Dalam rekaman tersebut, Galang menangis saat sang ayah, Rikson Lawadang (51), menyampaikan bahwa ia tak lagi mampu membiayai sekolah anak bungsunya. Sang ayah mengalami kelumpuhan dan tak lagi bisa bekerja. Ketiadaan penghasilan memaksa mereka bertahan hidup dari belas kasih tetangga.
“Saya tak punya pilihan, Nak… Untuk makan saja kita menunggu belas kasih orang,” ujar Rikson dengan suara bergetar.
Hidup dalam Keterbatasan
Galang hidup dalam kondisi serba kekurangan. Ia hanya memiliki satu seragam sekolah yang sudah robek dan lusuh. Meski kerap diejek teman, Galang tetap datang ke sekolah lebih awal dan menunjukkan semangat belajar yang tinggi.
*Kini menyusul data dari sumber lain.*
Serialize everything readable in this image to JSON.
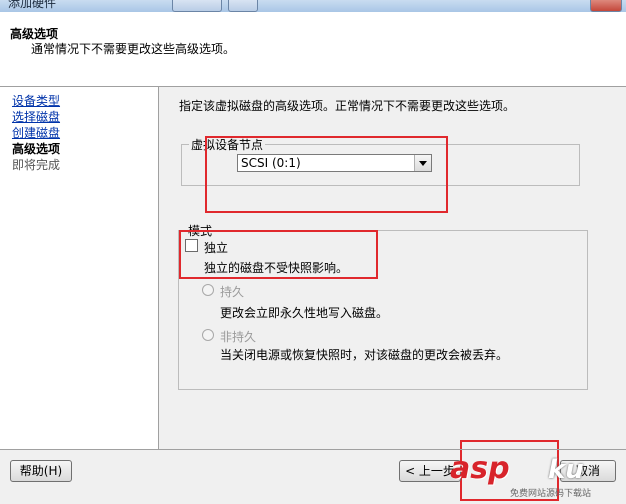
{
  "window": {
    "title": "添加硬件"
  },
  "header": {
    "title": "高级选项",
    "subtitle": "通常情况下不需要更改这些高级选项。"
  },
  "nav": {
    "items": [
      {
        "label": "设备类型",
        "state": "link"
      },
      {
        "label": "选择磁盘",
        "state": "link"
      },
      {
        "label": "创建磁盘",
        "state": "link"
      },
      {
        "label": "高级选项",
        "state": "current"
      },
      {
        "label": "即将完成",
        "state": "pending"
      }
    ]
  },
  "content": {
    "intro": "指定该虚拟磁盘的高级选项。正常情况下不需要更改这些选项。",
    "device_node": {
      "legend": "虚拟设备节点",
      "selected": "SCSI (0:1)"
    },
    "mode": {
      "legend": "模式",
      "independent": {
        "label": "独立",
        "checked": false,
        "description": "独立的磁盘不受快照影响。"
      },
      "persistent": {
        "label": "持久",
        "enabled": false,
        "description": "更改会立即永久性地写入磁盘。"
      },
      "nonpersistent": {
        "label": "非持久",
        "enabled": false,
        "description": "当关闭电源或恢复快照时，对该磁盘的更改会被丢弃。"
      }
    }
  },
  "footer": {
    "help_label": "帮助(H)",
    "back_label": "< 上一步",
    "cancel_label": "取消"
  },
  "annotations": {
    "highlight_color": "#e0282d"
  },
  "watermark": {
    "brand_left": "asp",
    "brand_right": "ku",
    "caption": "免费网站源码下载站"
  }
}
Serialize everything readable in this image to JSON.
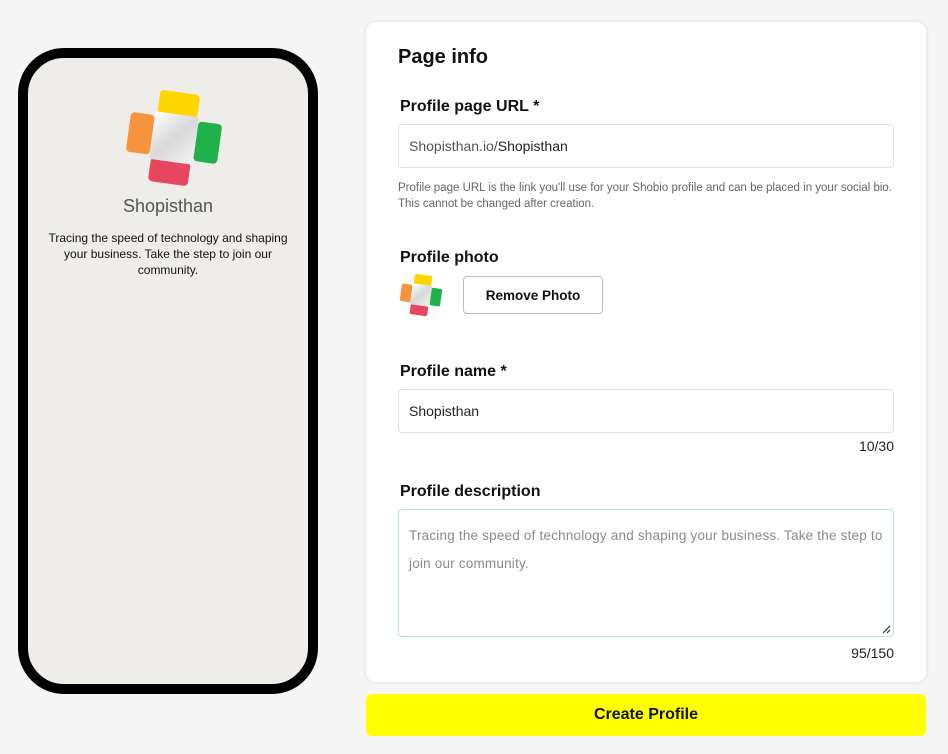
{
  "preview": {
    "name": "Shopisthan",
    "description": "Tracing the speed of technology and shaping your business. Take the step to join our community."
  },
  "card": {
    "title": "Page info",
    "url_label": "Profile page URL *",
    "url_prefix": "Shopisthan.io/",
    "url_value": "Shopisthan",
    "url_hint": "Profile page URL is the link you'll use for your Shobio profile and can be placed in your social bio. This cannot be changed after creation.",
    "photo_label": "Profile photo",
    "remove_photo_label": "Remove Photo",
    "name_label": "Profile name *",
    "name_value": "Shopisthan",
    "name_counter": "10/30",
    "description_label": "Profile description",
    "description_value": "Tracing the speed of technology and shaping your business. Take the step to join our community.",
    "description_counter": "95/150"
  },
  "actions": {
    "create_label": "Create Profile"
  },
  "colors": {
    "accent": "#ffff00",
    "logo_yellow": "#ffd600",
    "logo_green": "#1fb24a",
    "logo_red": "#e8465e",
    "logo_orange": "#f7943e"
  },
  "icons": [
    "logo-icon",
    "resize-handle-icon"
  ]
}
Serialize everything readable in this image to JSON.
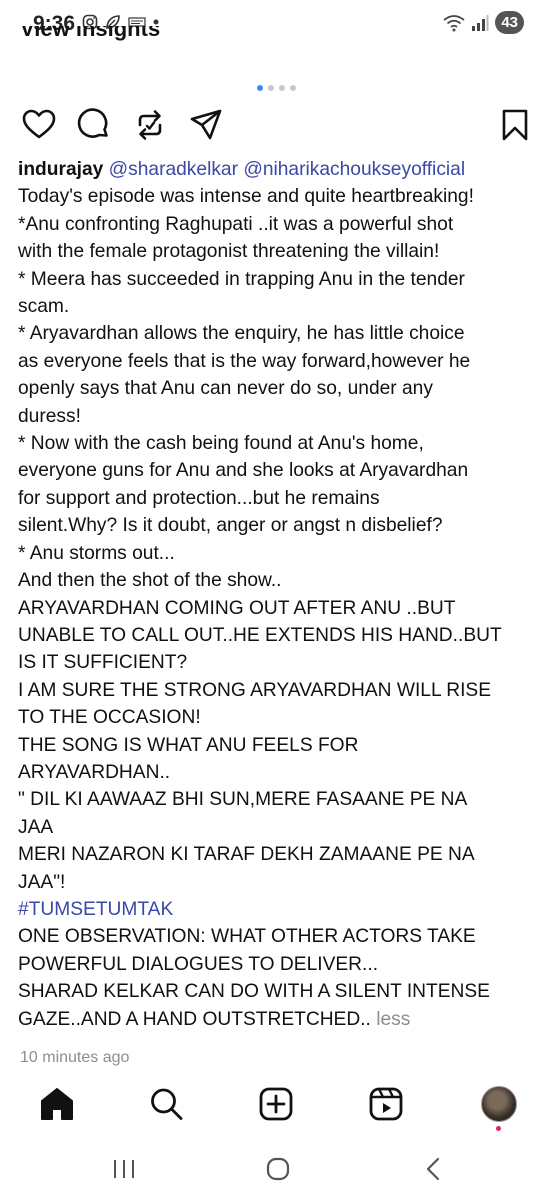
{
  "status_bar": {
    "time": "9:36",
    "battery": "43"
  },
  "header": {
    "view_insights": "View insights"
  },
  "carousel": {
    "dots": 4,
    "active_index": 0
  },
  "post": {
    "username": "indurajay",
    "mentions": [
      "@sharadkelkar",
      "@niharikachoukseyofficial"
    ],
    "caption_lines": [
      "Today's episode was intense and quite heartbreaking!",
      "*Anu confronting Raghupati ..it was a powerful shot",
      "with the female protagonist threatening the villain!",
      "* Meera has succeeded in trapping Anu in the tender",
      "scam.",
      "* Aryavardhan allows the enquiry, he has little choice",
      "as everyone feels that is the way forward,however he",
      "openly says that Anu can never do so, under any",
      "duress!",
      "* Now with the cash being found at Anu's home,",
      "everyone guns for Anu and she looks at Aryavardhan",
      "for support and protection...but he remains",
      "silent.Why? Is it doubt, anger or angst n disbelief?",
      "* Anu storms out...",
      "And then the shot of the show..",
      "ARYAVARDHAN COMING OUT AFTER ANU ..BUT",
      "UNABLE TO CALL OUT..HE EXTENDS HIS HAND..BUT",
      "IS IT SUFFICIENT?",
      "I AM SURE THE STRONG ARYAVARDHAN WILL RISE",
      "TO THE OCCASION!",
      "THE SONG IS WHAT ANU FEELS FOR",
      "ARYAVARDHAN..",
      "\" DIL KI AAWAAZ BHI SUN,MERE FASAANE PE NA",
      "JAA",
      "MERI NAZARON KI TARAF DEKH ZAMAANE PE NA",
      "JAA\"!"
    ],
    "hashtag": "#TUMSETUMTAK",
    "caption_tail_lines": [
      "ONE OBSERVATION: WHAT OTHER ACTORS TAKE",
      "POWERFUL DIALOGUES TO DELIVER...",
      "SHARAD KELKAR CAN DO WITH A SILENT INTENSE"
    ],
    "last_line": "GAZE..AND A HAND OUTSTRETCHED..",
    "less_label": "less",
    "timestamp": "10 minutes ago"
  },
  "icons": {
    "like": "heart-icon",
    "comment": "comment-icon",
    "repost": "repost-icon",
    "share": "share-icon",
    "save": "bookmark-icon"
  },
  "colors": {
    "link": "#3a48a8",
    "muted": "#8e8e8e",
    "active_dot": "#3b8bf5",
    "notification": "#e0245e"
  }
}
Tak hanya itu, usai sekolah Galang masih harus berjualan kue untuk membantu ekonomi keluarganya. Kakak perempuannya bahkan telah diasuh keluarga lain agar bisa tetap bertahan. Kini, Galang tinggal berdua dengan sang ayah di rumah kecil yang dikelilingi hutan dan laut.
Potret Anak Negeri yang Tertinggal
Kisah Galang menyuarakan potret getir ribuan anak di pelosok Indonesia yang masih kesulitan mengakses pendidikan karena kemiskinan. Meski pemerintah telah meluncurkan berbagai program bantuan pendidikan, faktanya masih banyak anak seperti Galang yang terancam putus sekolah.
Pendidikan seharusnya menjadi hak dasar, bukan kemewahan yang sulit dijangkau.
Harapan yang Tak Boleh Padam
Di balik keterbatasan, Galang tetap memeluk mimpinya: menjadi orang pintar dan berguna bagi keluarga. Ia ingin melanjutkan sekolah dan mengubah nasibnya.
Pertanyaannya kini: haruskah mimpi seorang anak kandas hanya karena ia miskin?
Kisah Galang menjadi seruan moral bagi pemerintah, masyarakat, dan lembaga sosial untuk lebih hadir dan peduli. Karena bagi anak-anak seperti Galang, satu seragam baru, biaya transportasi, atau perlengkapan sekolah bisa menjadi jembatan antara keputusasaan dan harapan.
Galang tak boleh berjalan sendiri. Mari buktikan bahwa kepedulian kita bisa mengubah masa depan.